Stopping food allows the enzymic secretions to catch up with the pathologic tissue change brought about by bacterial fermentation, and as soon as the enzymes are equal to the digestive requirements the germs subside.
It should be known that the reproductive products of all parasites are digested by normal digestive secretions, and the power to start fermentation by the bacteria is made impossible by a full and normal enzymic secretion.
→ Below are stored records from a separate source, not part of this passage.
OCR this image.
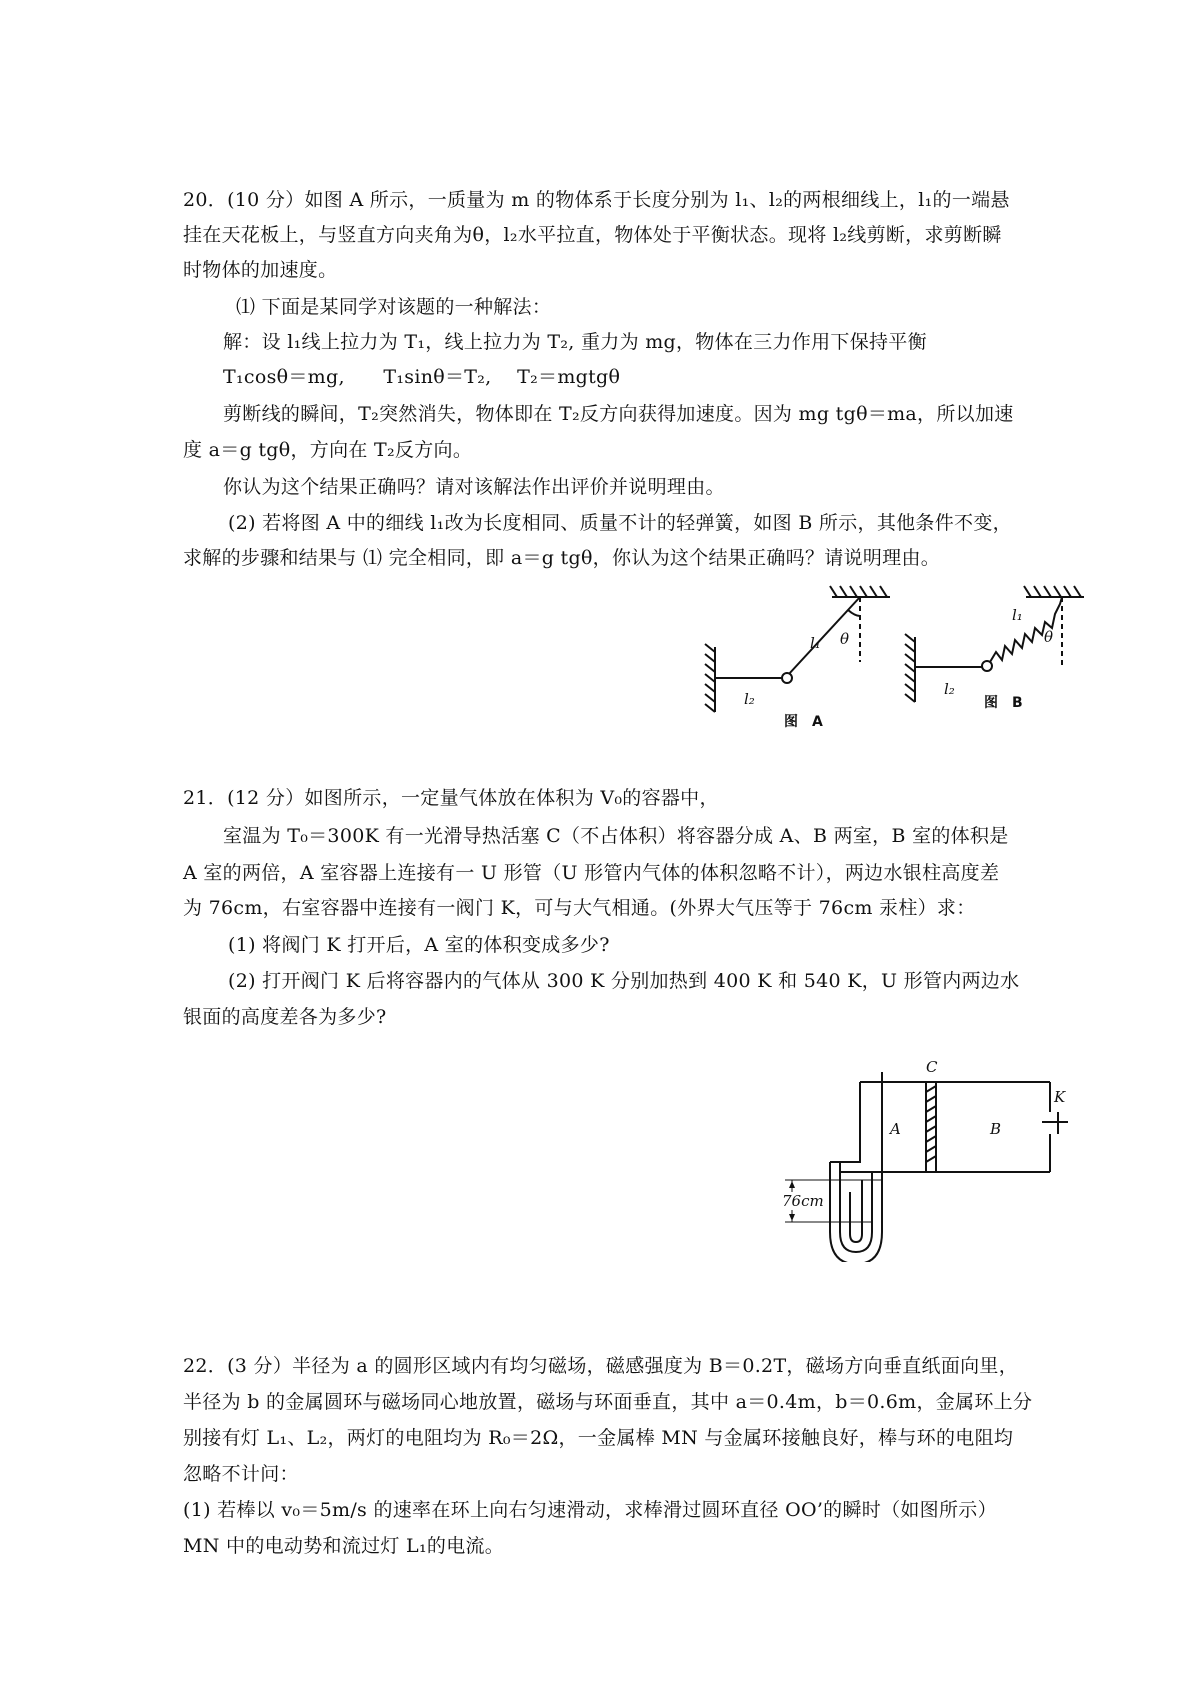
20．(10 分）如图 A 所示，一质量为 m 的物体系于长度分别为 l₁、l₂的两根细线上，l₁的一端悬
挂在天花板上，与竖直方向夹角为θ，l₂水平拉直，物体处于平衡状态。现将 l₂线剪断，求剪断瞬
时物体的加速度。
⑴ 下面是某同学对该题的一种解法：
解：设 l₁线上拉力为 T₁，线上拉力为 T₂, 重力为 mg，物体在三力作用下保持平衡
T₁cosθ＝mg,　　T₁sinθ＝T₂,　 T₂＝mgtgθ
剪断线的瞬间，T₂突然消失，物体即在 T₂反方向获得加速度。因为 mg tgθ＝ma，所以加速
度 a＝g tgθ，方向在 T₂反方向。
你认为这个结果正确吗？请对该解法作出评价并说明理由。
(2) 若将图 A 中的细线 l₁改为长度相同、质量不计的轻弹簧，如图 B 所示，其他条件不变，
求解的步骤和结果与 ⑴ 完全相同，即 a＝g tgθ，你认为这个结果正确吗？请说明理由。
l₁ θ
l₂
图　A
l₁
θ
l₂
图　B
21．(12 分）如图所示，一定量气体放在体积为 V₀的容器中，
室温为 T₀＝300K 有一光滑导热活塞 C（不占体积）将容器分成 A、B 两室，B 室的体积是
A 室的两倍，A 室容器上连接有一 U 形管（U 形管内气体的体积忽略不计），两边水银柱高度差
为 76cm，右室容器中连接有一阀门 K，可与大气相通。(外界大气压等于 76cm 汞柱）求：
(1) 将阀门 K 打开后，A 室的体积变成多少?
(2) 打开阀门 K 后将容器内的气体从 300 K 分别加热到 400 K 和 540 K，U 形管内两边水
银面的高度差各为多少?
C
A	B
K
76cm
22．(3 分）半径为 a 的圆形区域内有均匀磁场，磁感强度为 B＝0.2T，磁场方向垂直纸面向里，
半径为 b 的金属圆环与磁场同心地放置，磁场与环面垂直，其中 a＝0.4m，b＝0.6m，金属环上分
别接有灯 L₁、L₂，两灯的电阻均为 R₀＝2Ω，一金属棒 MN 与金属环接触良好，棒与环的电阻均
忽略不计问：
(1) 若棒以 v₀＝5m/s 的速率在环上向右匀速滑动，求棒滑过圆环直径 OO’的瞬时（如图所示）
MN 中的电动势和流过灯 L₁的电流。
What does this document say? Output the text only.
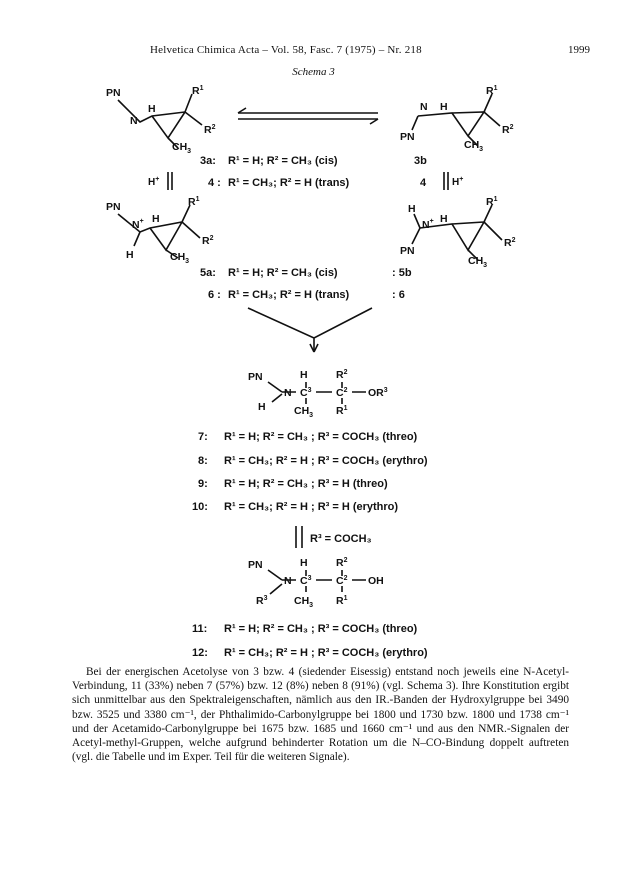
Helvetica Chimica Acta – Vol. 58, Fasc. 7 (1975) – Nr. 218	1999
Schema 3
PN
N
H
$R^1$
$R^2$
$CH_3$
N H
$R^1$
$R^2$
PN
$CH_3$
H+	H+
PN
N+ H
$R^1$
$R^2$
H	$CH_3$
H
N+ H
$R^1$
$R^2$
PN
$CH_3$
PN
N
H	$R^2$
$C^3$ $C^2$ $OR^3$
H	$CH_3$ $R^1$
PN
N
H	$R^2$
$C^3$ $C^2$ OH
$R^3$	$CH_3$ $R^1$
3a: R¹ = H; R² = CH₃ (cis)	3b
4 : R¹ = CH₃; R² = H (trans)	4
5a: R¹ = H; R² = CH₃ (cis)	: 5b
6 : R¹ = CH₃; R² = H (trans)	: 6
7: R¹ = H; R² = CH₃ ; R³ = COCH₃ (threo)
8: R¹ = CH₃; R² = H ; R³ = COCH₃ (erythro)
9: R¹ = H; R² = CH₃ ; R³ = H (threo)
10: R¹ = CH₃; R² = H ; R³ = H (erythro)
R³ = COCH₃
11: R¹ = H; R² = CH₃ ; R³ = COCH₃ (threo)
12: R¹ = CH₃; R² = H ; R³ = COCH₃ (erythro)

Bei der energischen Acetolyse von 3 bzw. 4 (siedender Eisessig) entstand noch jeweils eine N-Acetyl-Verbindung, 11 (33%) neben 7 (57%) bzw. 12 (8%) neben 8 (91%) (vgl. Schema 3). Ihre Konstitution ergibt sich unmittelbar aus den Spektraleigenschaften, nämlich aus den IR.-Banden der Hydroxylgruppe bei 3490 bzw. 3525 und 3380 cm⁻¹, der Phthalimido-Carbonylgruppe bei 1800 und 1730 bzw. 1800 und 1738 cm⁻¹ und der Acetamido-Carbonylgruppe bei 1675 bzw. 1685 und 1660 cm⁻¹ und aus den NMR.-Signalen der Acetyl-methyl-Gruppen, welche aufgrund behinderter Rotation um die N–CO-Bindung doppelt auftreten (vgl. die Tabelle und im Exper. Teil für die weiteren Signale).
The germs undoubtedly unite with the enzymes for the purpose of bringing about perfect digestion. If food is cooked, the enzymes (unorganized ferments) and germs (organized ferments), which find a welcome host in the food, are killed; and the tendency is for cooked food to go into a state of fermentation much earlier than raw food. The germs, when unopposed by the body's enzymes, cause acetous fermentation in carbohydrate foods, and putrefactive fermentation in nitrogenous foods. The acetous fermentation, when kept up for any length of time, causes catarrhal diseases, while the putrefactive decay causes glandular inflammations and ulcerations of the mucous membrane, and tuberculosis in those of tuberculous diathesis.